Since the assembly line set the work pace, Ford could not tie his raise to workers’ productivity. And since Ford was not comfortable with many aspects of this emerging consumer culture, his goal was to use the bonus in an attempt to impose a traditional morality on his workers. Thus the Ford Company established its Sociology Department to determine who received a bonus by interviewing workers and inspecting their homes in an effort to encourage such values as family life, home-owning and responsible consumerism and dissuade workers from alcohol, sexual immorality and the hedonistic attractions of jazz-age culture.
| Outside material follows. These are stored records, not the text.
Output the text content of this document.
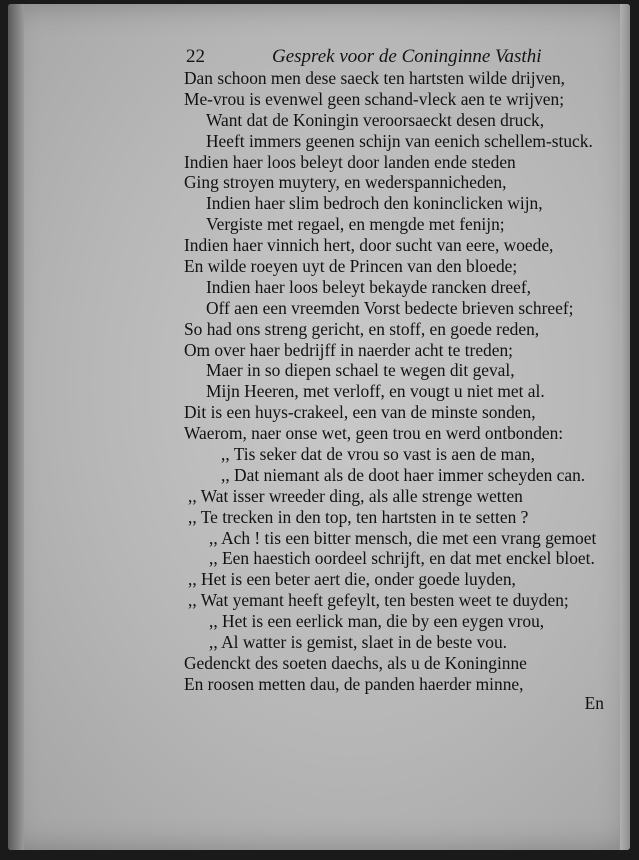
22	Gesprek voor de Coninginne Vasthi
Dan schoon men dese saeck ten hartsten wilde drijven,
Me-vrou is evenwel geen schand-vleck aen te wrijven;
Want dat de Koningin veroorsaeckt desen druck,
Heeft immers geenen schijn van eenich schellem-stuck.
Indien haer loos beleyt door landen ende steden
Ging stroyen muytery, en wederspannicheden,
Indien haer slim bedroch den koninclicken wijn,
Vergiste met regael, en mengde met fenijn;
Indien haer vinnich hert, door sucht van eere, woede,
En wilde roeyen uyt de Princen van den bloede;
Indien haer loos beleyt bekayde rancken dreef,
Off aen een vreemden Vorst bedecte brieven schreef;
So had ons streng gericht, en stoff, en goede reden,
Om over haer bedrijff in naerder acht te treden;
Maer in so diepen schael te wegen dit geval,
Mijn Heeren, met verloff, en vougt u niet met al.
Dit is een huys-crakeel, een van de minste sonden,
Waerom, naer onse wet, geen trou en werd ontbonden:
,, Tis seker dat de vrou so vast is aen de man,
,, Dat niemant als de doot haer immer scheyden can.
,, Wat isser wreeder ding, als alle strenge wetten
,, Te trecken in den top, ten hartsten in te setten ?
,, Ach ! tis een bitter mensch, die met een vrang gemoet
,, Een haestich oordeel schrijft, en dat met enckel bloet.
,, Het is een beter aert die, onder goede luyden,
,, Wat yemant heeft gefeylt, ten besten weet te duyden;
,, Het is een eerlick man, die by een eygen vrou,
,, Al watter is gemist, slaet in de beste vou.
Gedenckt des soeten daechs, als u de Koninginne
En roosen metten dau, de panden haerder minne,
En
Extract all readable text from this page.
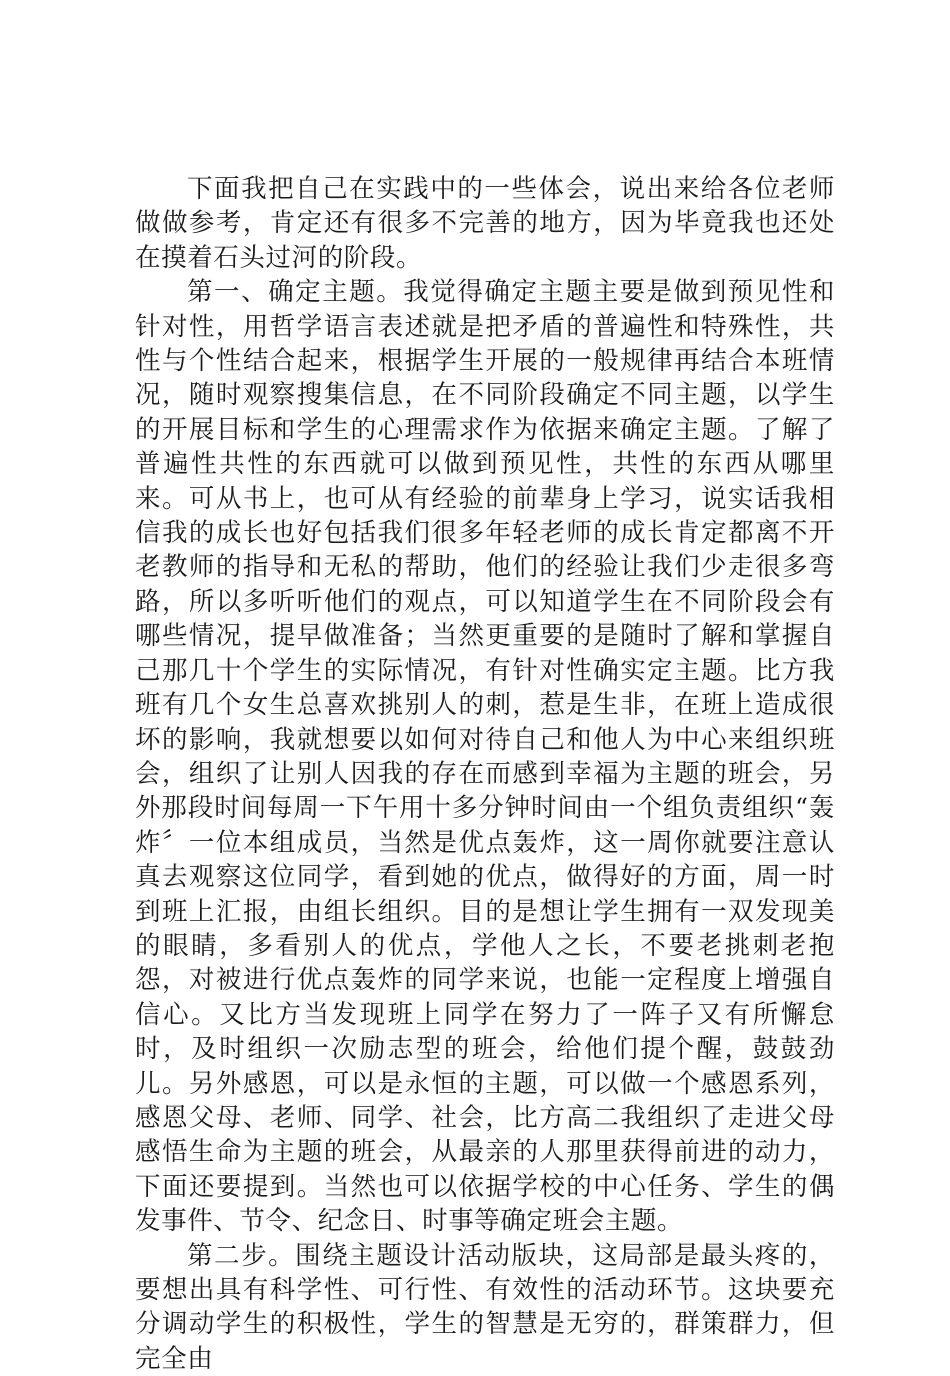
下面我把自己在实践中的一些体会，说出来给各位老师做做参考，肯定还有很多不完善的地方，因为毕竟我也还处在摸着石头过河的阶段。

第一、确定主题。我觉得确定主题主要是做到预见性和针对性，用哲学语言表述就是把矛盾的普遍性和特殊性，共性与个性结合起来，根据学生开展的一般规律再结合本班情况，随时观察搜集信息，在不同阶段确定不同主题，以学生的开展目标和学生的心理需求作为依据来确定主题。了解了普遍性共性的东西就可以做到预见性，共性的东西从哪里来。可从书上，也可从有经验的前辈身上学习，说实话我相信我的成长也好包括我们很多年轻老师的成长肯定都离不开老教师的指导和无私的帮助，他们的经验让我们少走很多弯路，所以多听听他们的观点，可以知道学生在不同阶段会有哪些情况，提早做准备；当然更重要的是随时了解和掌握自己那几十个学生的实际情况，有针对性确实定主题。比方我班有几个女生总喜欢挑别人的刺，惹是生非，在班上造成很坏的影响，我就想要以如何对待自己和他人为中心来组织班会，组织了让别人因我的存在而感到幸福为主题的班会，另外那段时间每周一下午用十多分钟时间由一个组负责组织“轰炸〞一位本组成员，当然是优点轰炸，这一周你就要注意认真去观察这位同学，看到她的优点，做得好的方面，周一时到班上汇报，由组长组织。目的是想让学生拥有一双发现美的眼睛，多看别人的优点，学他人之长，不要老挑刺老抱怨，对被进行优点轰炸的同学来说，也能一定程度上增强自信心。又比方当发现班上同学在努力了一阵子又有所懈怠时，及时组织一次励志型的班会，给他们提个醒，鼓鼓劲儿。另外感恩，可以是永恒的主题，可以做一个感恩系列，感恩父母、老师、同学、社会，比方高二我组织了走进父母感悟生命为主题的班会，从最亲的人那里获得前进的动力，下面还要提到。当然也可以依据学校的中心任务、学生的偶发事件、节令、纪念日、时事等确定班会主题。

第二步。围绕主题设计活动版块，这局部是最头疼的，要想出具有科学性、可行性、有效性的活动环节。这块要充分调动学生的积极性，学生的智慧是无穷的，群策群力，但完全由
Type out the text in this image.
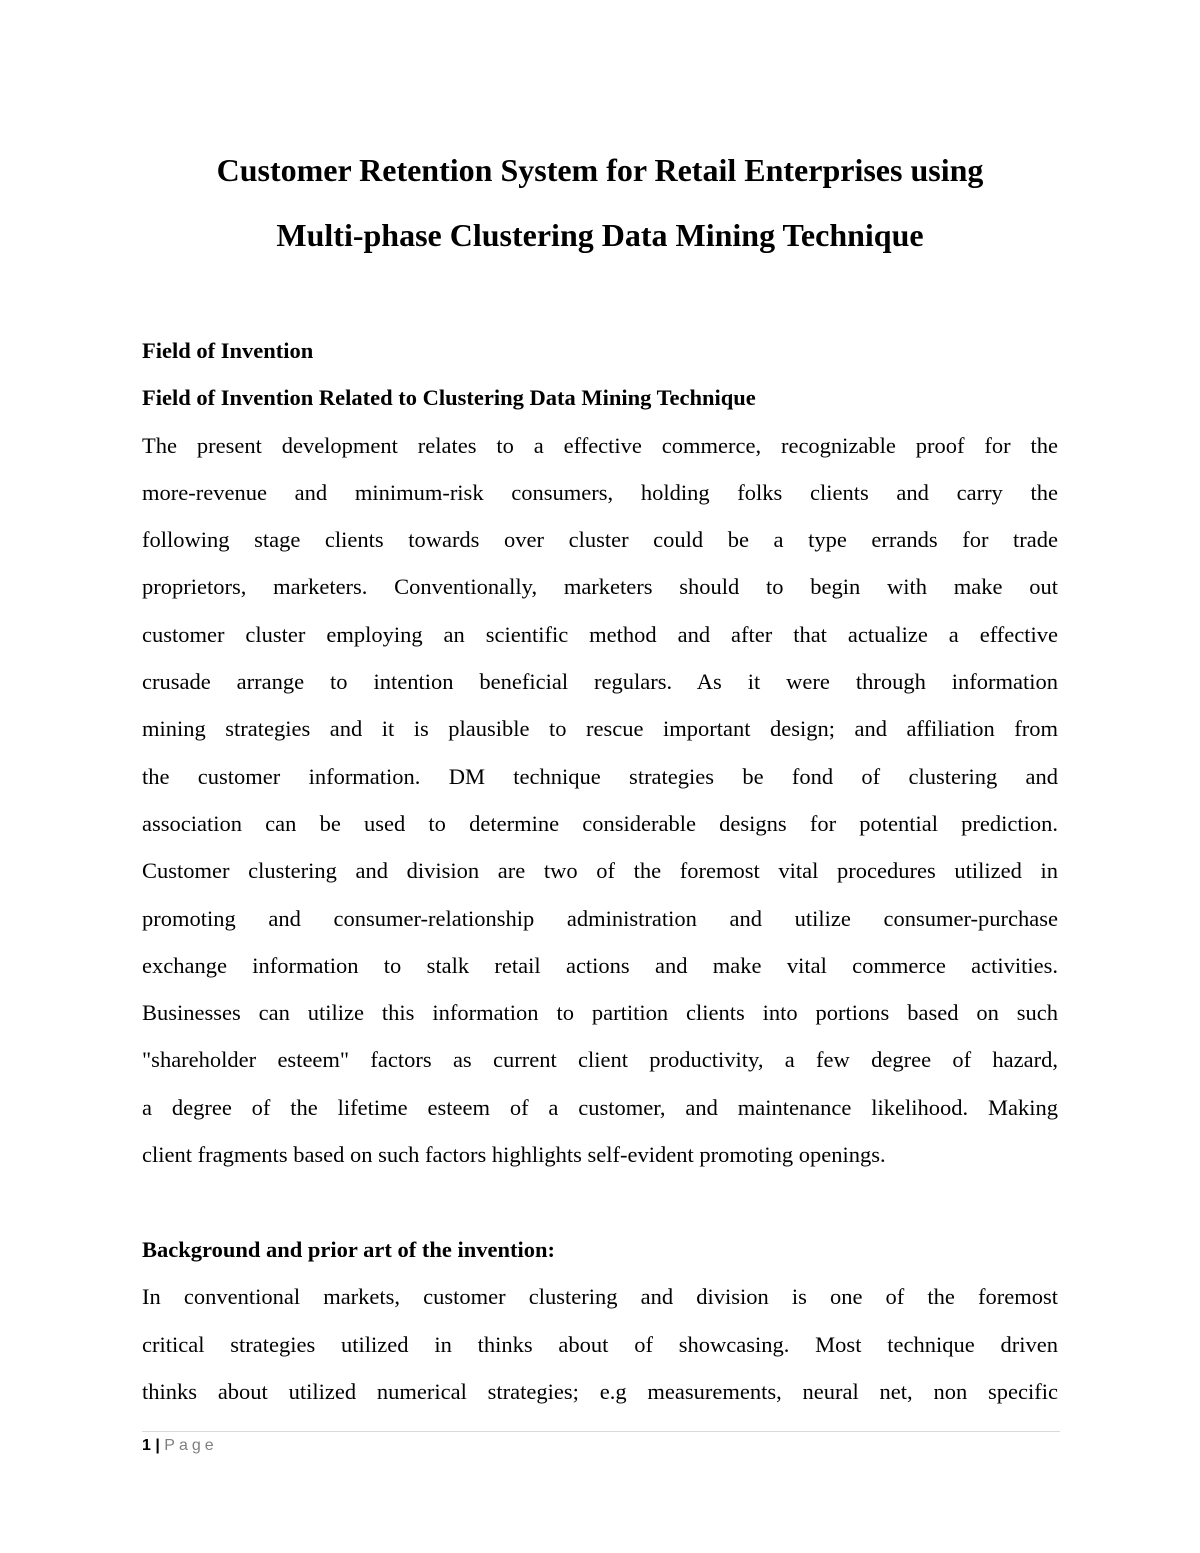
Customer Retention System for Retail Enterprises using
Multi-phase Clustering Data Mining Technique
Field of Invention
Field of Invention Related to Clustering Data Mining Technique
The present development relates to a effective commerce, recognizable proof for the
more-revenue and minimum-risk consumers, holding folks clients and carry the
following stage clients towards over cluster could be a type errands for trade
proprietors, marketers. Conventionally, marketers should to begin with make out
customer cluster employing an scientific method and after that actualize a effective
crusade arrange to intention beneficial regulars. As it were through information
mining strategies and it is plausible to rescue important design; and affiliation from
the customer information. DM technique strategies be fond of clustering and
association can be used to determine considerable designs for potential prediction.
Customer clustering and division are two of the foremost vital procedures utilized in
promoting and consumer-relationship administration and utilize consumer-purchase
exchange information to stalk retail actions and make vital commerce activities.
Businesses can utilize this information to partition clients into portions based on such
"shareholder esteem" factors as current client productivity, a few degree of hazard,
a degree of the lifetime esteem of a customer, and maintenance likelihood. Making
client fragments based on such factors highlights self-evident promoting openings.
Background and prior art of the invention:
In conventional markets, customer clustering and division is one of the foremost
critical strategies utilized in thinks about of showcasing. Most technique driven
thinks about utilized numerical strategies; e.g measurements, neural net, non specific
1 | Page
As Watts comments, “This prescription for creating new people to inhabit a new world by dint of an old-fashioned Victorian creed was replete with tension.” In his factories, Ford imposed a regimented work discipline that deprived labor of creativity and joy. In doing so, he reinforced the idea that one works only for the wages and that getting to spend those wages on consumer goods is the reward for working a boring job.

In a consumer culture though, people need to be encouraged to spend as a means of self-fulfillment. And yet Ford desperately wanted to control how his workers sought to fulfill themselves. He wanted to preserve what he saw as traditional American values. But as journalist Upton Sinclair wrote, “Henry Ford was doing more than any man now alive to root out and destroy this old America; but he hadn’t meant to do it, he had thought that men could have the machinery and comforts of a new world, while keeping the ideas of the old.”

If Ford found himself trapped in the cultural contradictions of consumer capitalism, at least his generous wages allowed his workers full participation in that culture. But it appears the Ford model is going the way of the Model T. Stubbornly high unemployment rates and business resistance to raising the minimum wage indicate, as Reuters journalist Chrystia Freeland says, “the creative destruction of twenty-first-century capitalism seems to be requiring U.S. companies to learn to prosper with fewer U.S. workers and with fewer U.S. middle-class consumers.”

Ford would view this economic transformation as not just a blunder, but an economic crime, for, as he commented in justifying his five dollar a day wage, “No one made himself wholly what he is: in a sense all humanity cooperated in the success that some men think they alone won.”